比赛在暴雨和狂风中进行,看得并不真切。但没过多久,即使透过雨幕和望远镜,我也敏锐地察觉到了球场上的异样。
一颗游走球——那枚黑色、凶狠、本该无差别攻击所有人的球——像是彻底疯了,完全无视了其他所有球员,只死死盯着哈利·波特,以一种近乎自杀式的凶猛速度,一次又一次地冲向他!
哈利的飞行技术确实不错,他在暴雨中艰难地闪转腾挪,惊险万分地躲避着。有好几次,那沉重的铁球几乎是擦着他的扫帚尾或手臂飞过,带起的风声仿佛都能透过望远镜传到我的耳边。

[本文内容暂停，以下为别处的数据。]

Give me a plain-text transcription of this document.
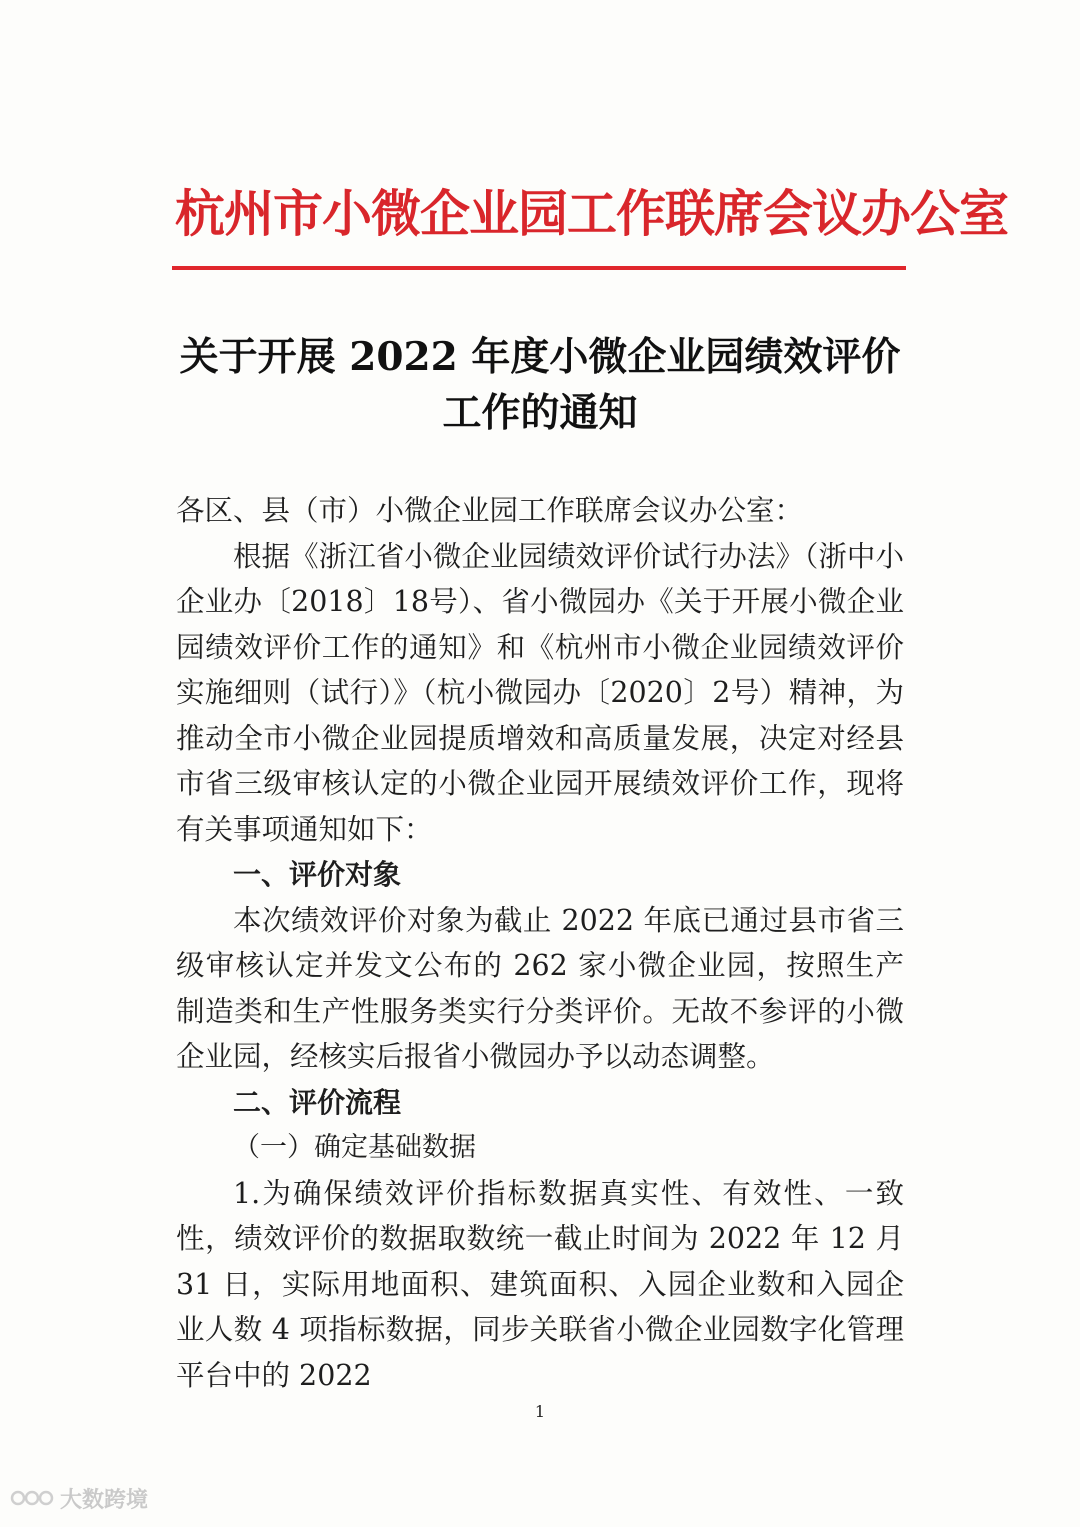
杭州市小微企业园工作联席会议办公室
关于开展 2022 年度小微企业园绩效评价
工作的通知

各区、县（市）小微企业园工作联席会议办公室：

根据《浙江省小微企业园绩效评价试行办法》（浙中小企业办〔2018〕18号）、省小微园办《关于开展小微企业园绩效评价工作的通知》和《杭州市小微企业园绩效评价实施细则（试行）》（杭小微园办〔2020〕2号）精神，为推动全市小微企业园提质增效和高质量发展，决定对经县市省三级审核认定的小微企业园开展绩效评价工作，现将有关事项通知如下：

一、评价对象

本次绩效评价对象为截止 2022 年底已通过县市省三级审核认定并发文公布的 262 家小微企业园，按照生产制造类和生产性服务类实行分类评价。无故不参评的小微企业园，经核实后报省小微园办予以动态调整。

二、评价流程

（一）确定基础数据

1.为确保绩效评价指标数据真实性、有效性、一致性，绩效评价的数据取数统一截止时间为 2022 年 12 月 31 日，实际用地面积、建筑面积、入园企业数和入园企业人数 4 项指标数据，同步关联省小微企业园数字化管理平台中的 2022

1
大数跨境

“哦?”我轻轻发出一个气音,调整望远镜更仔细地观察。想象一下,如果被那样一颗失控的游走球砸个正着……我们亲爱的救世主大概会像一只被折断翅膀的鸟儿,或者说,像断了线的风筝,直接从高空坠落。粉碎性骨折恐怕都是最轻的结果,严重一点,全身性的骨骼碎裂、内脏破裂……谁知道呢?那场面一定相当……震撼。
但我更好奇的是——比赛竟然没有中止?
霍琦夫人就在场上,她不可能没发现这颗游走球的异常。是某种固执的“比赛精神”,还是另有原因?我眯起眼睛,雨水在我的防水咒外形成一道哗哗的水帘,让下方的追逐更像是一场模糊而激烈的默剧。
这场魁地奇比赛,似乎比我想象的要有趣那么一点点了。